Professor Suk Bong Hong is the First Asian Scientist to Win the Breck Award
[Professor Hong wins the Breck award, considered the Nobel Prize of zeolite, at the 20th International Zeolite Conference on July 7]
The Breck Award announced Professor Suk Bong Hong of the Division of Environmental Science and Engineering at POSTECH as the individual winner of the Breck Award at the 20th International Zeolite Conference (IZC) held in Valencia, Spain on July 7, 2022.
The award is known as the Nobel Prize of zeolite*1 and Professor Hong is the first individual winner from Asia. It is worth noting that Professor Hong received the award as an individual 18 years after Professor Avelino Corma Canos from University of Valencia, a leading candidate for the Nobel Prize in Chemistry, won the award in 2004.
Professor Hong was also appointed as the next chairman of the nominating committee for the Breck Award at the conference for the first time in Asia.
Professor Suk Bong Hong received his Ph.D. degree from Virginia Tech and worked at Caltech and KIST before joining the POSTECH faculty in 2007. He has been publishing groundbreaking research findings using novel concepts of synthesizing zeolites, such as the multiple inorganic cation approach and excess fluoride approach.
Professor Hong also received structure codes from the structure commission of the International Zeolite Association (IZA) for discovering 11 new structures, making significant contributions to applied research areas such as the development of zeolite-based catalysts for denitrification and the separation of carbon dioxide.

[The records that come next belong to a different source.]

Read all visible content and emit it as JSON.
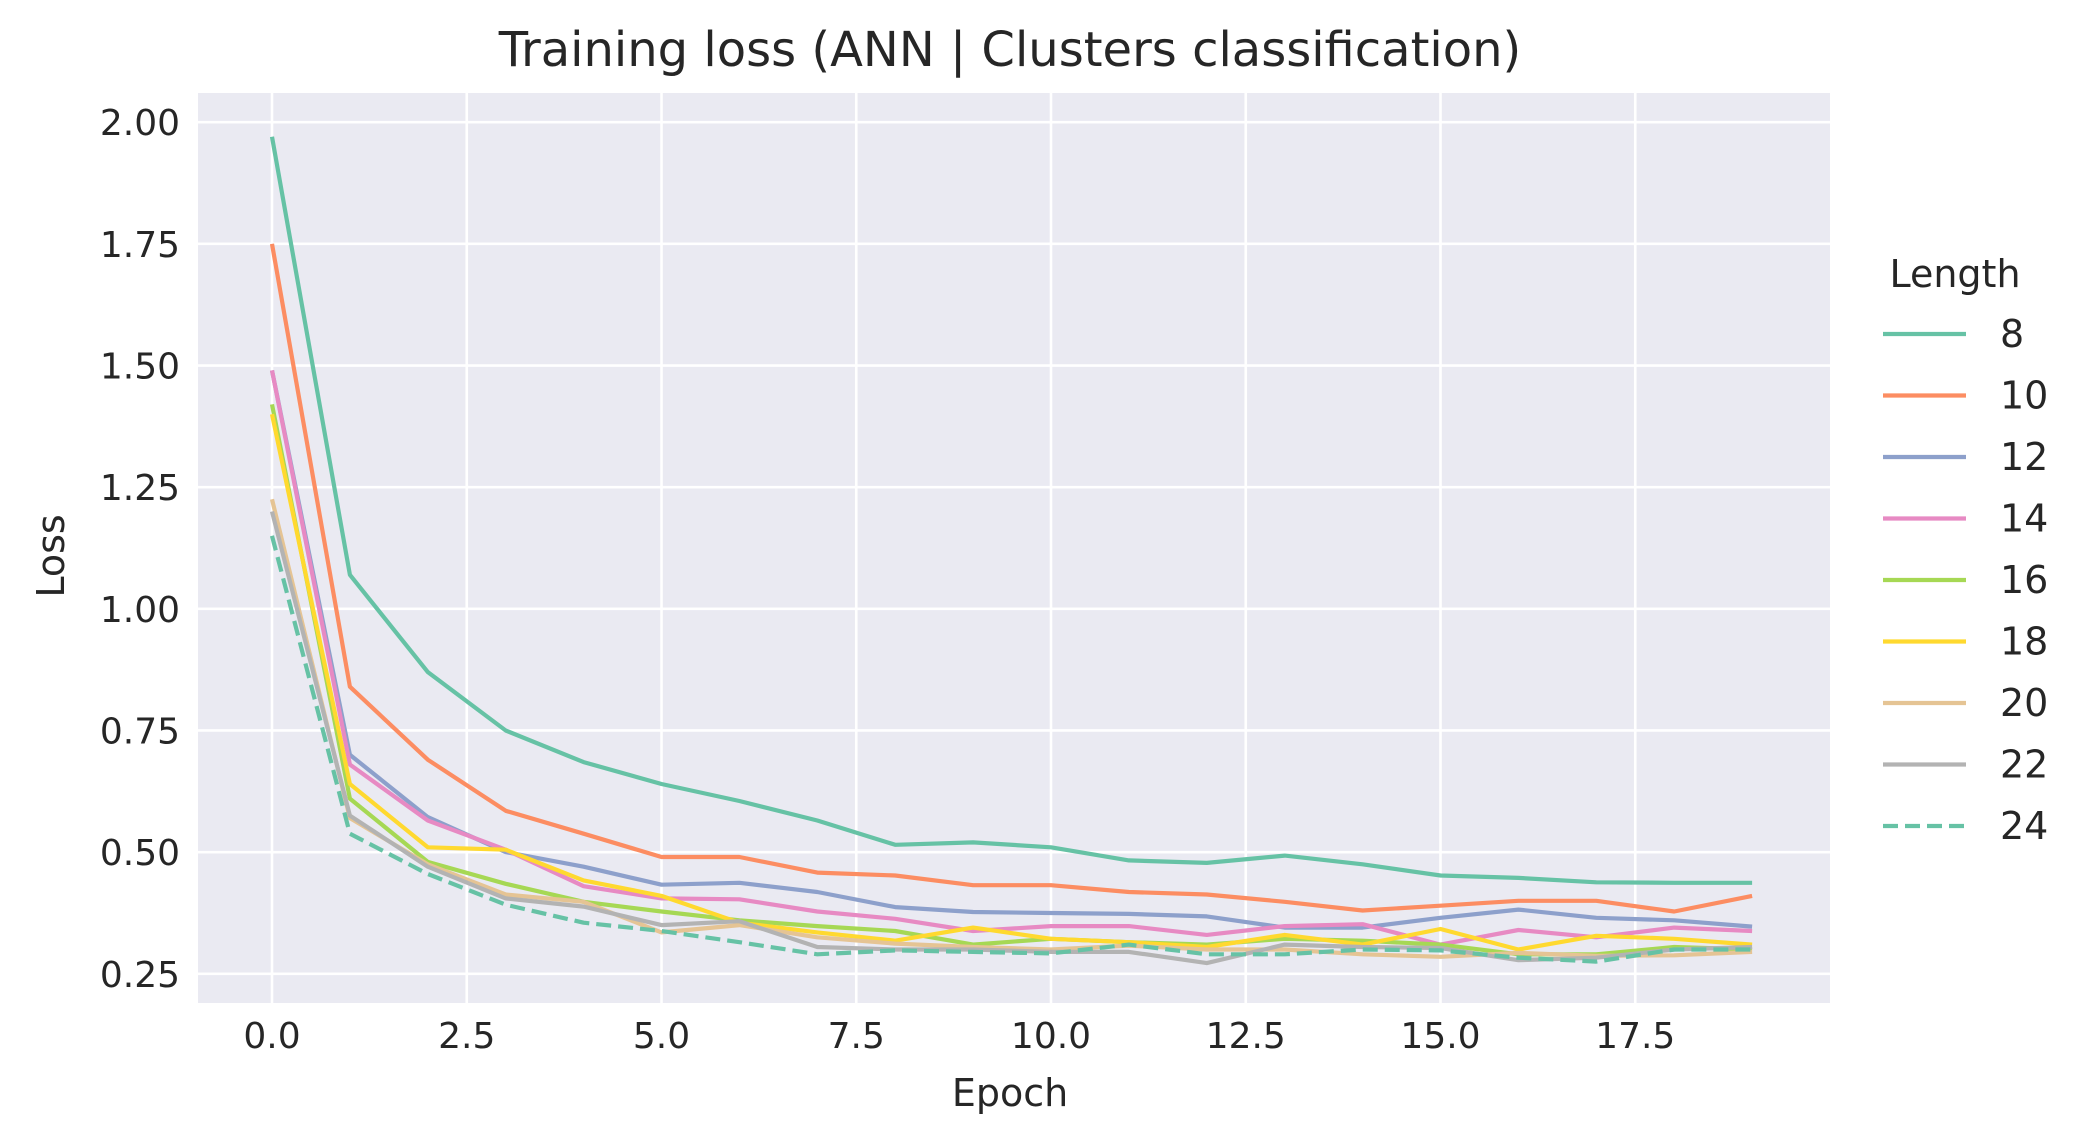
{
  "chart_data": {
    "type": "line",
    "title": "Training loss (ANN | Clusters classification)",
    "xlabel": "Epoch",
    "ylabel": "Loss",
    "xlim": [
      -0.95,
      20.0
    ],
    "ylim": [
      0.19,
      2.06
    ],
    "x_ticks": [
      0.0,
      2.5,
      5.0,
      7.5,
      10.0,
      12.5,
      15.0,
      17.5
    ],
    "x_tick_labels": [
      "0.0",
      "2.5",
      "5.0",
      "7.5",
      "10.0",
      "12.5",
      "15.0",
      "17.5"
    ],
    "y_ticks": [
      0.25,
      0.5,
      0.75,
      1.0,
      1.25,
      1.5,
      1.75,
      2.0
    ],
    "y_tick_labels": [
      "0.25",
      "0.50",
      "0.75",
      "1.00",
      "1.25",
      "1.50",
      "1.75",
      "2.00"
    ],
    "grid": true,
    "background": "#eaeaf2",
    "legend": {
      "title": "Length",
      "placement": "right"
    },
    "x": [
      0,
      1,
      2,
      3,
      4,
      5,
      6,
      7,
      8,
      9,
      10,
      11,
      12,
      13,
      14,
      15,
      16,
      17,
      18,
      19
    ],
    "series": [
      {
        "name": "8",
        "color": "#66c2a5",
        "dashed": false,
        "values": [
          1.97,
          1.07,
          0.87,
          0.75,
          0.685,
          0.64,
          0.605,
          0.565,
          0.515,
          0.52,
          0.51,
          0.483,
          0.478,
          0.493,
          0.475,
          0.452,
          0.447,
          0.438,
          0.437,
          0.437
        ]
      },
      {
        "name": "10",
        "color": "#fc8d62",
        "dashed": false,
        "values": [
          1.75,
          0.84,
          0.69,
          0.585,
          0.538,
          0.49,
          0.49,
          0.458,
          0.452,
          0.432,
          0.432,
          0.418,
          0.413,
          0.398,
          0.38,
          0.39,
          0.4,
          0.4,
          0.378,
          0.41
        ]
      },
      {
        "name": "12",
        "color": "#8da0cb",
        "dashed": false,
        "values": [
          1.49,
          0.7,
          0.572,
          0.5,
          0.47,
          0.433,
          0.437,
          0.418,
          0.387,
          0.377,
          0.375,
          0.373,
          0.368,
          0.345,
          0.345,
          0.365,
          0.382,
          0.365,
          0.36,
          0.347
        ]
      },
      {
        "name": "14",
        "color": "#e78ac3",
        "dashed": false,
        "values": [
          1.49,
          0.68,
          0.565,
          0.505,
          0.43,
          0.405,
          0.403,
          0.378,
          0.363,
          0.338,
          0.348,
          0.348,
          0.33,
          0.348,
          0.352,
          0.31,
          0.34,
          0.325,
          0.345,
          0.338
        ]
      },
      {
        "name": "16",
        "color": "#a6d854",
        "dashed": false,
        "values": [
          1.42,
          0.61,
          0.48,
          0.435,
          0.398,
          0.378,
          0.36,
          0.348,
          0.338,
          0.31,
          0.322,
          0.315,
          0.31,
          0.322,
          0.318,
          0.31,
          0.29,
          0.29,
          0.305,
          0.3
        ]
      },
      {
        "name": "18",
        "color": "#ffd92f",
        "dashed": false,
        "values": [
          1.4,
          0.64,
          0.51,
          0.505,
          0.442,
          0.41,
          0.355,
          0.335,
          0.318,
          0.345,
          0.322,
          0.315,
          0.305,
          0.33,
          0.31,
          0.342,
          0.3,
          0.328,
          0.322,
          0.31
        ]
      },
      {
        "name": "20",
        "color": "#e5c494",
        "dashed": false,
        "values": [
          1.225,
          0.57,
          0.475,
          0.413,
          0.398,
          0.335,
          0.35,
          0.325,
          0.312,
          0.305,
          0.3,
          0.308,
          0.3,
          0.3,
          0.29,
          0.285,
          0.293,
          0.287,
          0.288,
          0.295
        ]
      },
      {
        "name": "22",
        "color": "#b3b3b3",
        "dashed": false,
        "values": [
          1.2,
          0.575,
          0.47,
          0.405,
          0.388,
          0.35,
          0.358,
          0.305,
          0.3,
          0.3,
          0.295,
          0.295,
          0.272,
          0.31,
          0.305,
          0.303,
          0.278,
          0.283,
          0.3,
          0.305
        ]
      },
      {
        "name": "24",
        "color": "#66c2a5",
        "dashed": true,
        "values": [
          1.15,
          0.538,
          0.455,
          0.392,
          0.355,
          0.338,
          0.315,
          0.29,
          0.298,
          0.295,
          0.292,
          0.31,
          0.29,
          0.29,
          0.3,
          0.298,
          0.283,
          0.275,
          0.3,
          0.3
        ]
      }
    ]
  }
}
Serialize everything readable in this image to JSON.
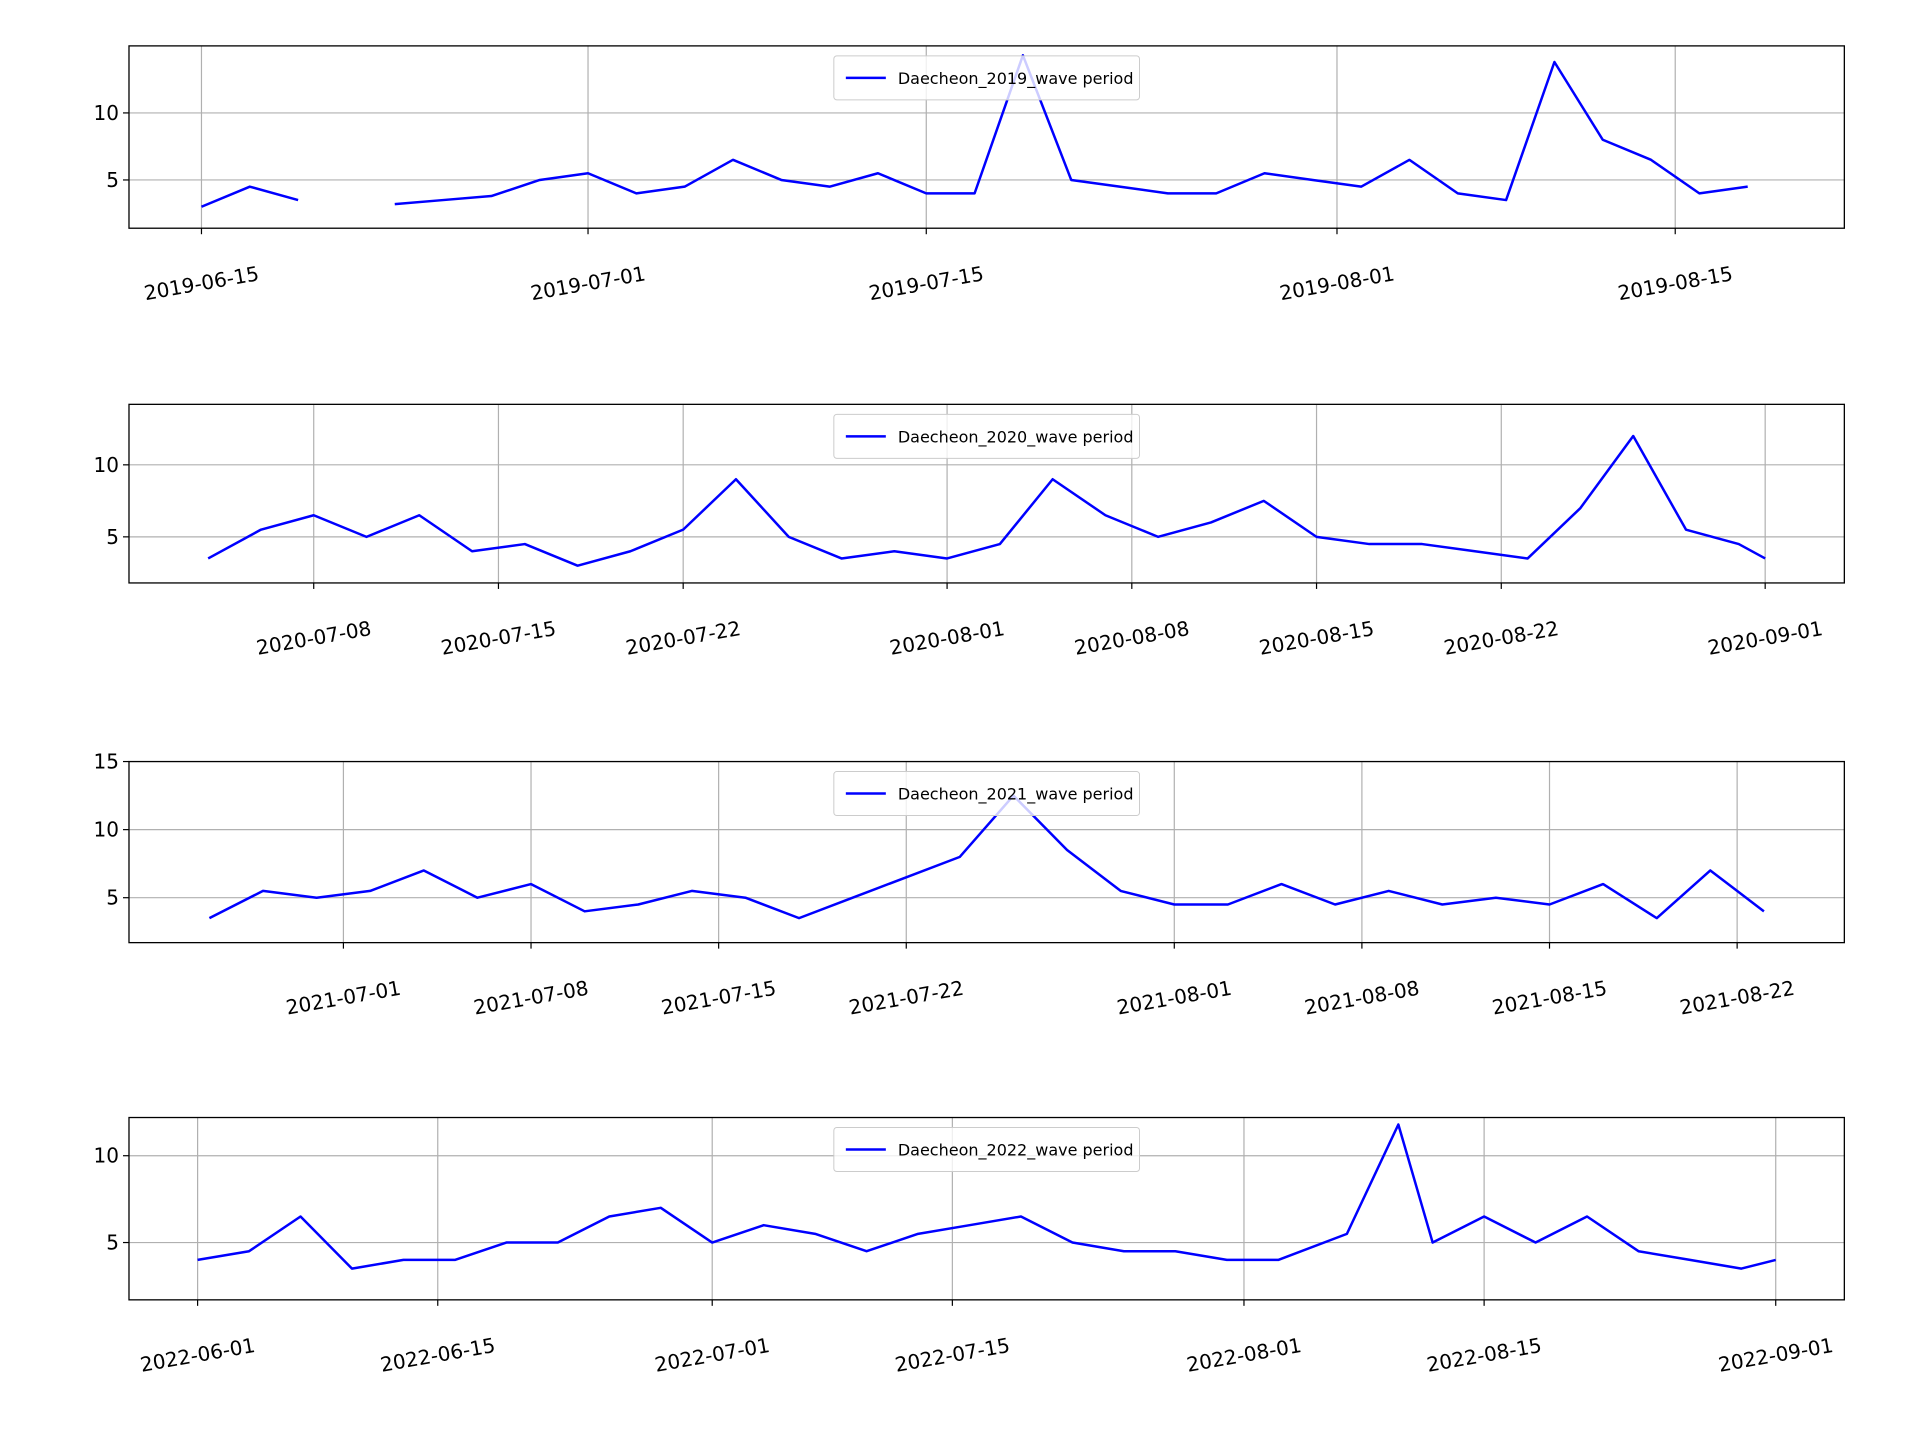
{
  "chart_data": [
    {
      "type": "line",
      "legend": "upper center",
      "grid": true,
      "x": [
        "2019-06-15",
        "2019-06-17",
        "2019-06-19",
        "2019-06-21",
        "2019-06-23",
        "2019-06-25",
        "2019-06-27",
        "2019-06-29",
        "2019-07-01",
        "2019-07-03",
        "2019-07-05",
        "2019-07-07",
        "2019-07-09",
        "2019-07-11",
        "2019-07-13",
        "2019-07-15",
        "2019-07-17",
        "2019-07-19",
        "2019-07-21",
        "2019-07-23",
        "2019-07-25",
        "2019-07-27",
        "2019-07-29",
        "2019-07-31",
        "2019-08-02",
        "2019-08-04",
        "2019-08-06",
        "2019-08-08",
        "2019-08-10",
        "2019-08-12",
        "2019-08-14",
        "2019-08-16",
        "2019-08-18"
      ],
      "series": [
        {
          "name": "Daecheon_2019_wave period",
          "color": "#0000ff",
          "values": [
            3.0,
            4.5,
            3.5,
            null,
            3.2,
            3.5,
            3.8,
            5.0,
            5.5,
            4.0,
            4.5,
            6.5,
            5.0,
            4.5,
            5.5,
            4.0,
            4.0,
            14.3,
            5.0,
            4.5,
            4.0,
            4.0,
            5.5,
            5.0,
            4.5,
            6.5,
            4.0,
            3.5,
            13.8,
            8.0,
            6.5,
            4.0,
            4.5
          ]
        }
      ],
      "xlim": [
        "2019-06-12",
        "2019-08-22"
      ],
      "xticks": [
        "2019-06-15",
        "2019-07-01",
        "2019-07-15",
        "2019-08-01",
        "2019-08-15"
      ],
      "ylim": [
        1.4,
        15.0
      ],
      "yticks": [
        5,
        10
      ]
    },
    {
      "type": "line",
      "legend": "upper center",
      "grid": true,
      "x": [
        "2020-07-04",
        "2020-07-06",
        "2020-07-08",
        "2020-07-10",
        "2020-07-12",
        "2020-07-14",
        "2020-07-16",
        "2020-07-18",
        "2020-07-20",
        "2020-07-22",
        "2020-07-24",
        "2020-07-26",
        "2020-07-28",
        "2020-07-30",
        "2020-08-01",
        "2020-08-03",
        "2020-08-05",
        "2020-08-07",
        "2020-08-09",
        "2020-08-11",
        "2020-08-13",
        "2020-08-15",
        "2020-08-17",
        "2020-08-19",
        "2020-08-21",
        "2020-08-23",
        "2020-08-25",
        "2020-08-27",
        "2020-08-29",
        "2020-08-31",
        "2020-09-01"
      ],
      "series": [
        {
          "name": "Daecheon_2020_wave period",
          "color": "#0000ff",
          "values": [
            3.5,
            5.5,
            6.5,
            5.0,
            6.5,
            4.0,
            4.5,
            3.0,
            4.0,
            5.5,
            9.0,
            5.0,
            3.5,
            4.0,
            3.5,
            4.5,
            9.0,
            6.5,
            5.0,
            6.0,
            7.5,
            5.0,
            4.5,
            4.5,
            4.0,
            3.5,
            7.0,
            12.0,
            5.5,
            4.5,
            3.5
          ]
        }
      ],
      "xlim": [
        "2020-07-01",
        "2020-09-04"
      ],
      "xticks": [
        "2020-07-08",
        "2020-07-15",
        "2020-07-22",
        "2020-08-01",
        "2020-08-08",
        "2020-08-15",
        "2020-08-22",
        "2020-09-01"
      ],
      "ylim": [
        1.8,
        14.2
      ],
      "yticks": [
        5,
        10
      ]
    },
    {
      "type": "line",
      "legend": "upper center",
      "grid": true,
      "x": [
        "2021-06-26",
        "2021-06-28",
        "2021-06-30",
        "2021-07-02",
        "2021-07-04",
        "2021-07-06",
        "2021-07-08",
        "2021-07-10",
        "2021-07-12",
        "2021-07-14",
        "2021-07-16",
        "2021-07-18",
        "2021-07-20",
        "2021-07-22",
        "2021-07-24",
        "2021-07-26",
        "2021-07-28",
        "2021-07-30",
        "2021-08-01",
        "2021-08-03",
        "2021-08-05",
        "2021-08-07",
        "2021-08-09",
        "2021-08-11",
        "2021-08-13",
        "2021-08-15",
        "2021-08-17",
        "2021-08-19",
        "2021-08-21",
        "2021-08-23"
      ],
      "series": [
        {
          "name": "Daecheon_2021_wave period",
          "color": "#0000ff",
          "values": [
            3.5,
            5.5,
            5.0,
            5.5,
            7.0,
            5.0,
            6.0,
            4.0,
            4.5,
            5.5,
            5.0,
            3.5,
            5.0,
            6.5,
            8.0,
            12.5,
            8.5,
            5.5,
            4.5,
            4.5,
            6.0,
            4.5,
            5.5,
            4.5,
            5.0,
            4.5,
            6.0,
            3.5,
            7.0,
            4.0
          ]
        }
      ],
      "xlim": [
        "2021-06-23",
        "2021-08-26"
      ],
      "xticks": [
        "2021-07-01",
        "2021-07-08",
        "2021-07-15",
        "2021-07-22",
        "2021-08-01",
        "2021-08-08",
        "2021-08-15",
        "2021-08-22"
      ],
      "ylim": [
        1.7,
        15.0
      ],
      "yticks": [
        5,
        10,
        15
      ]
    },
    {
      "type": "line",
      "legend": "upper center",
      "grid": true,
      "x": [
        "2022-06-01",
        "2022-06-04",
        "2022-06-07",
        "2022-06-10",
        "2022-06-13",
        "2022-06-16",
        "2022-06-19",
        "2022-06-22",
        "2022-06-25",
        "2022-06-28",
        "2022-07-01",
        "2022-07-04",
        "2022-07-07",
        "2022-07-10",
        "2022-07-13",
        "2022-07-16",
        "2022-07-19",
        "2022-07-22",
        "2022-07-25",
        "2022-07-28",
        "2022-07-31",
        "2022-08-03",
        "2022-08-07",
        "2022-08-10",
        "2022-08-12",
        "2022-08-15",
        "2022-08-18",
        "2022-08-21",
        "2022-08-24",
        "2022-08-27",
        "2022-08-30",
        "2022-09-01"
      ],
      "series": [
        {
          "name": "Daecheon_2022_wave period",
          "color": "#0000ff",
          "values": [
            4.0,
            4.5,
            6.5,
            3.5,
            4.0,
            4.0,
            5.0,
            5.0,
            6.5,
            7.0,
            5.0,
            6.0,
            5.5,
            4.5,
            5.5,
            6.0,
            6.5,
            5.0,
            4.5,
            4.5,
            4.0,
            4.0,
            5.5,
            11.8,
            5.0,
            6.5,
            5.0,
            6.5,
            4.5,
            4.0,
            3.5,
            4.0
          ]
        }
      ],
      "xlim": [
        "2022-05-28",
        "2022-09-05"
      ],
      "xticks": [
        "2022-06-01",
        "2022-06-15",
        "2022-07-01",
        "2022-07-15",
        "2022-08-01",
        "2022-08-15",
        "2022-09-01"
      ],
      "ylim": [
        1.7,
        12.2
      ],
      "yticks": [
        5,
        10
      ]
    }
  ]
}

Furthermore, he is recognized for leading academic development by publishing approximately 250 research studies including two in Nature and one in Science, as well as presenting nearly 50 patents.
The Breck Award was established in 1983 to honor Donald W. Breck, a pioneering researcher in zeolite synthesis, who contributed to the founding of the International Zeolite Association. The award is presented every three years to an individual or group around the world who have made significant contributions to nanoporous materials.